Goodnight Moon is the story of a child (a small rabbit in the illustrations) who is settling down for the night and is lulled to sleep with the rhythmic words of the story. Millions of copies of this bedtime story have been sold since it was first published in 1947–perhaps adding up to billions of bedtime read alouds!
Talk Before Reading
The bright green and yellow cover makes it easy for a toddler to recognize Goodnight Moon. Say the title as you pick up the book to read. Since this book tends to be read over and over, acknowledge that this is a well-loved book. Let’s read Goodnight Moon. That’s one of our favorites!

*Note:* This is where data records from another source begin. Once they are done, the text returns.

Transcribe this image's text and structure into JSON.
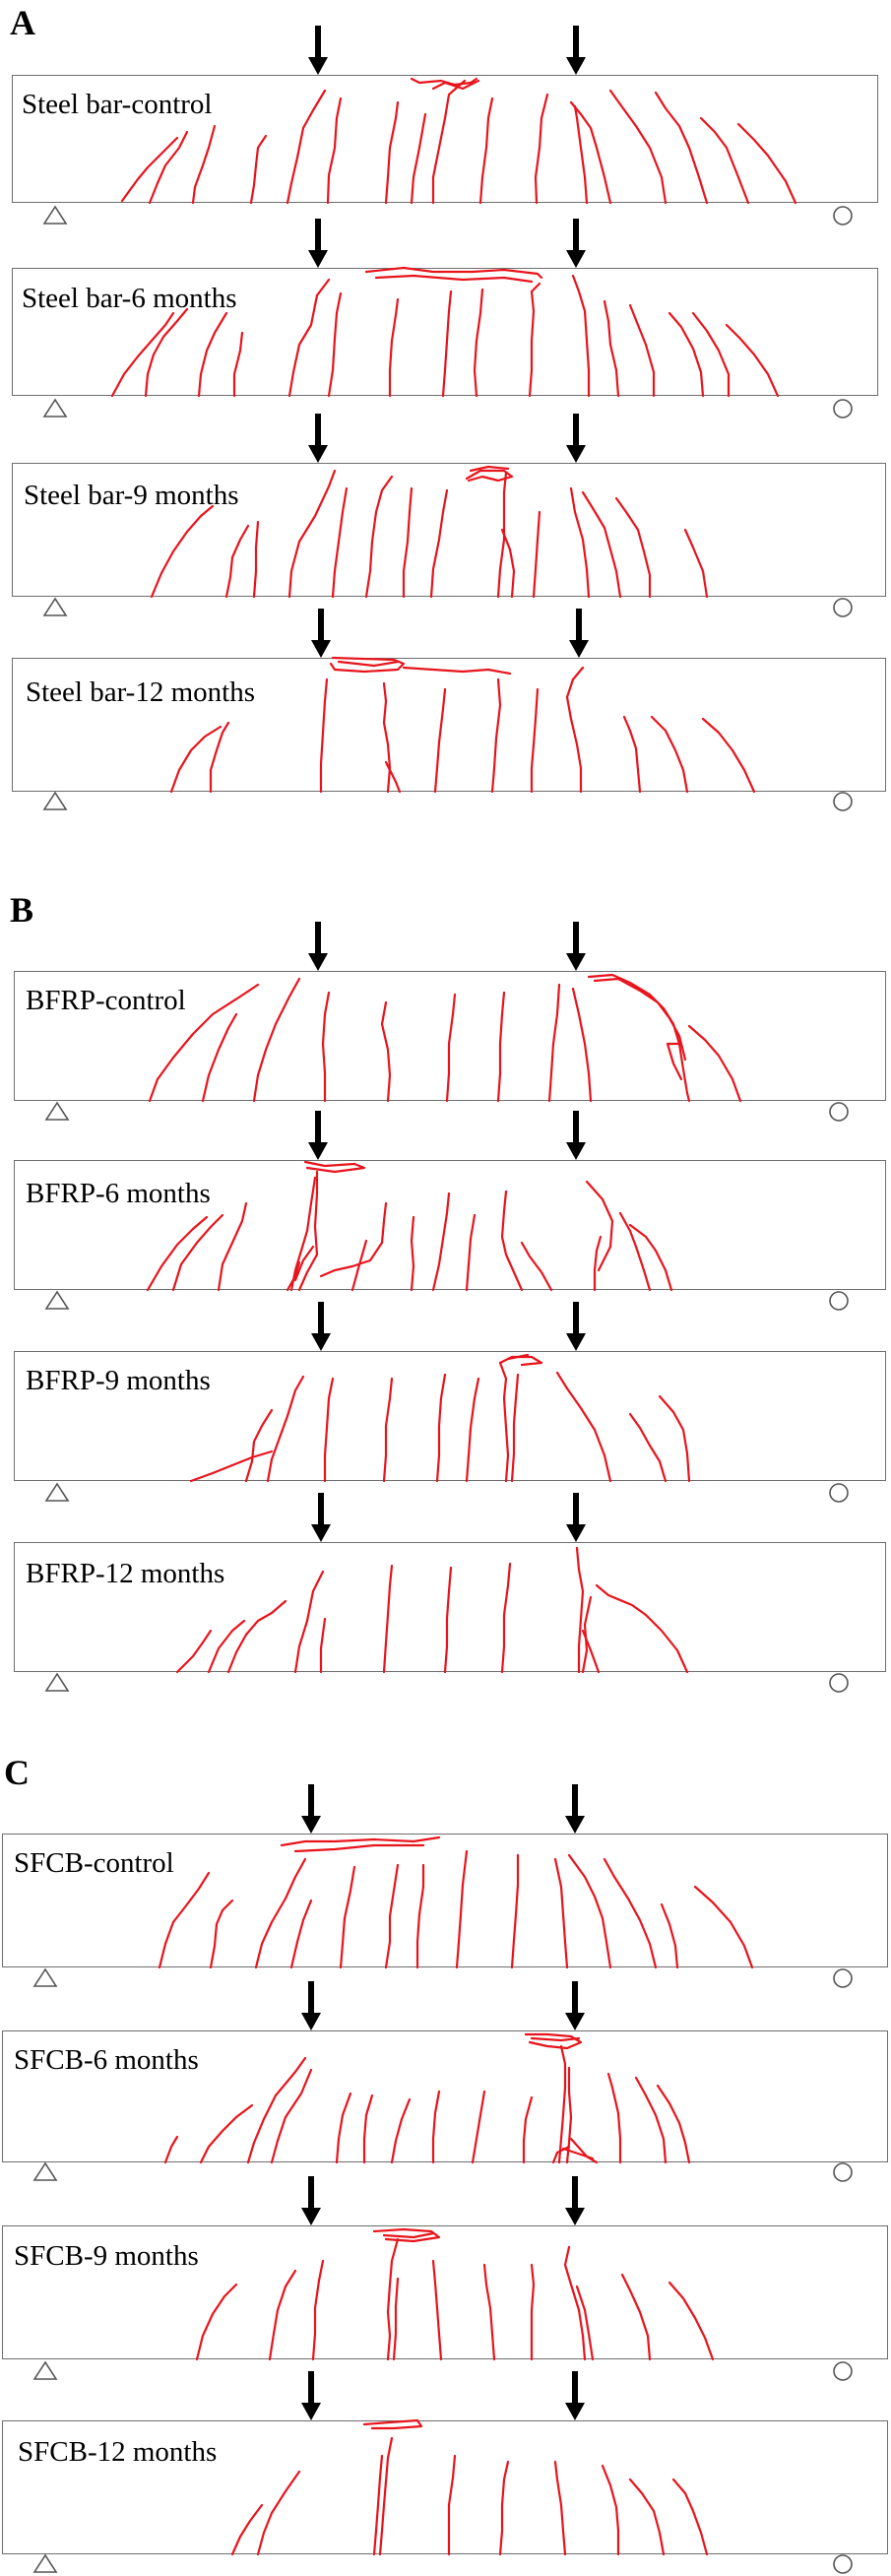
{
  "panels": [
    {
      "letter": "A",
      "beams": [
        {
          "label": "Steel bar-control"
        },
        {
          "label": "Steel bar-6 months"
        },
        {
          "label": "Steel bar-9 months"
        },
        {
          "label": "Steel bar-12 months"
        }
      ]
    },
    {
      "letter": "B",
      "beams": [
        {
          "label": "BFRP-control"
        },
        {
          "label": "BFRP-6 months"
        },
        {
          "label": "BFRP-9 months"
        },
        {
          "label": "BFRP-12 months"
        }
      ]
    },
    {
      "letter": "C",
      "beams": [
        {
          "label": "SFCB-control"
        },
        {
          "label": "SFCB-6 months"
        },
        {
          "label": "SFCB-9 months"
        },
        {
          "label": "SFCB-12 months"
        }
      ]
    }
  ],
  "colors": {
    "crack": "#e8141c",
    "beam_outline": "#6e6e6e",
    "arrow": "#000000",
    "support": "#555555"
  },
  "icons": {
    "load_arrow": "down-arrow-icon",
    "pin_support": "triangle-support-icon",
    "roller_support": "circle-support-icon"
  }
}
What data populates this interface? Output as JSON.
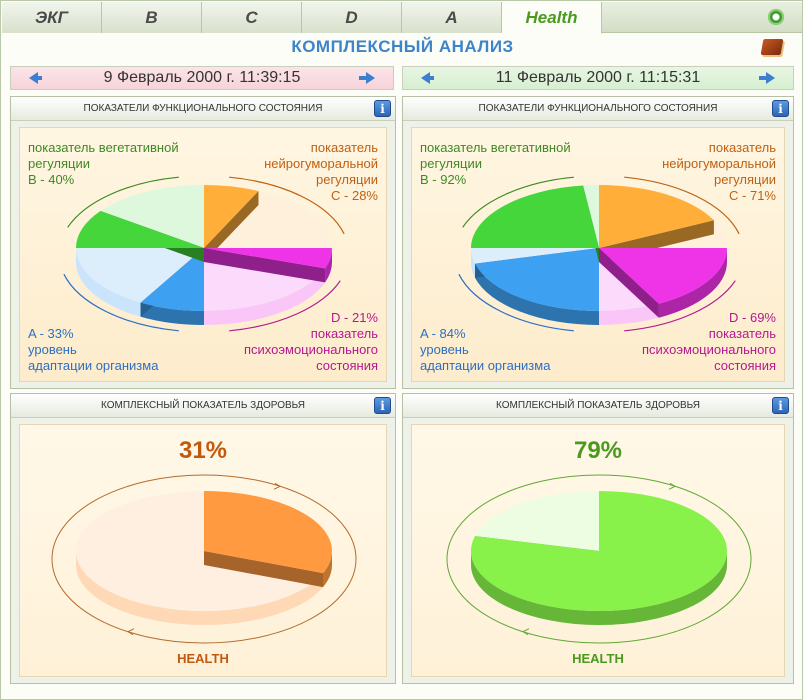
{
  "tabs": [
    {
      "label": "ЭКГ",
      "active": false
    },
    {
      "label": "B",
      "active": false
    },
    {
      "label": "C",
      "active": false
    },
    {
      "label": "D",
      "active": false
    },
    {
      "label": "A",
      "active": false
    },
    {
      "label": "Health",
      "active": true
    }
  ],
  "page_title": "КОМПЛЕКСНЫЙ АНАЛИЗ",
  "dates": {
    "left": "9 Февраль 2000 г. 11:39:15",
    "right": "11 Февраль 2000 г. 11:15:31"
  },
  "panels": {
    "functional_title": "ПОКАЗАТЕЛИ ФУНКЦИОНАЛЬНОГО СОСТОЯНИЯ",
    "health_title": "КОМПЛЕКСНЫЙ ПОКАЗАТЕЛЬ ЗДОРОВЬЯ",
    "info_glyph": "i"
  },
  "labels": {
    "b": [
      "показатель вегетативной",
      "регуляции"
    ],
    "c": [
      "показатель",
      "нейрогуморальной",
      "регуляции"
    ],
    "a": [
      "уровень",
      "адаптации организма"
    ],
    "d": [
      "показатель",
      "психоэмоционального",
      "состояния"
    ],
    "health": "HEALTH"
  },
  "colors": {
    "b": "#44d63a",
    "c": "#ffae3a",
    "d": "#ee34e6",
    "a": "#3ea0f0",
    "health_left": "#ff9a40",
    "health_right": "#88f24a"
  },
  "chart_data": [
    {
      "type": "pie",
      "title": "ПОКАЗАТЕЛИ ФУНКЦИОНАЛЬНОГО СОСТОЯНИЯ",
      "date": "9 Февраль 2000 г. 11:39:15",
      "values": {
        "A": 33,
        "B": 40,
        "C": 28,
        "D": 21
      },
      "value_text": {
        "A": "A - 33%",
        "B": "B - 40%",
        "C": "C - 28%",
        "D": "D - 21%"
      }
    },
    {
      "type": "pie",
      "title": "ПОКАЗАТЕЛИ ФУНКЦИОНАЛЬНОГО СОСТОЯНИЯ",
      "date": "11 Февраль 2000 г. 11:15:31",
      "values": {
        "A": 84,
        "B": 92,
        "C": 71,
        "D": 69
      },
      "value_text": {
        "A": "A - 84%",
        "B": "B - 92%",
        "C": "C - 71%",
        "D": "D - 69%"
      }
    },
    {
      "type": "pie",
      "title": "КОМПЛЕКСНЫЙ ПОКАЗАТЕЛЬ ЗДОРОВЬЯ",
      "value": 31,
      "value_text": "31%",
      "label": "HEALTH"
    },
    {
      "type": "pie",
      "title": "КОМПЛЕКСНЫЙ ПОКАЗАТЕЛЬ ЗДОРОВЬЯ",
      "value": 79,
      "value_text": "79%",
      "label": "HEALTH"
    }
  ]
}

Reading the same book time after time may feel too repetitive to an adult–but to a young child the repeated reading brings language growth. Why? It’s practice. Practice remembering sounds and words and a chance to gain new words. His understanding grows a little with each reading.
Talk While Reading
This is a story of very few words, but full of opportunities to link the words of the story to the pictures. As you read, point to the object in the picture to build understanding.
and goodnight mittens
As your child grows older, he’ll proudly take over the pointing and show he knows the meaning of words you are saying. Where is the red balloon? That’s right! You found the red balloon.
After reading this bedtime story, carry your baby or toddler off to bed and stop at various objects in your house to say good night. Goodnight, window. Goodnight, refrigerator. Goodnight, toy box. When your child is familiar with this routine and begins pointing to various objects on this walk toward bed, but can’t yet say the name, say it for him as he points. Goodnight, door. Goodnight, blanket.
Eventually, he’ll use his newest words in this relaxing bedtime ritual. Night, night shoe! Night, night cup!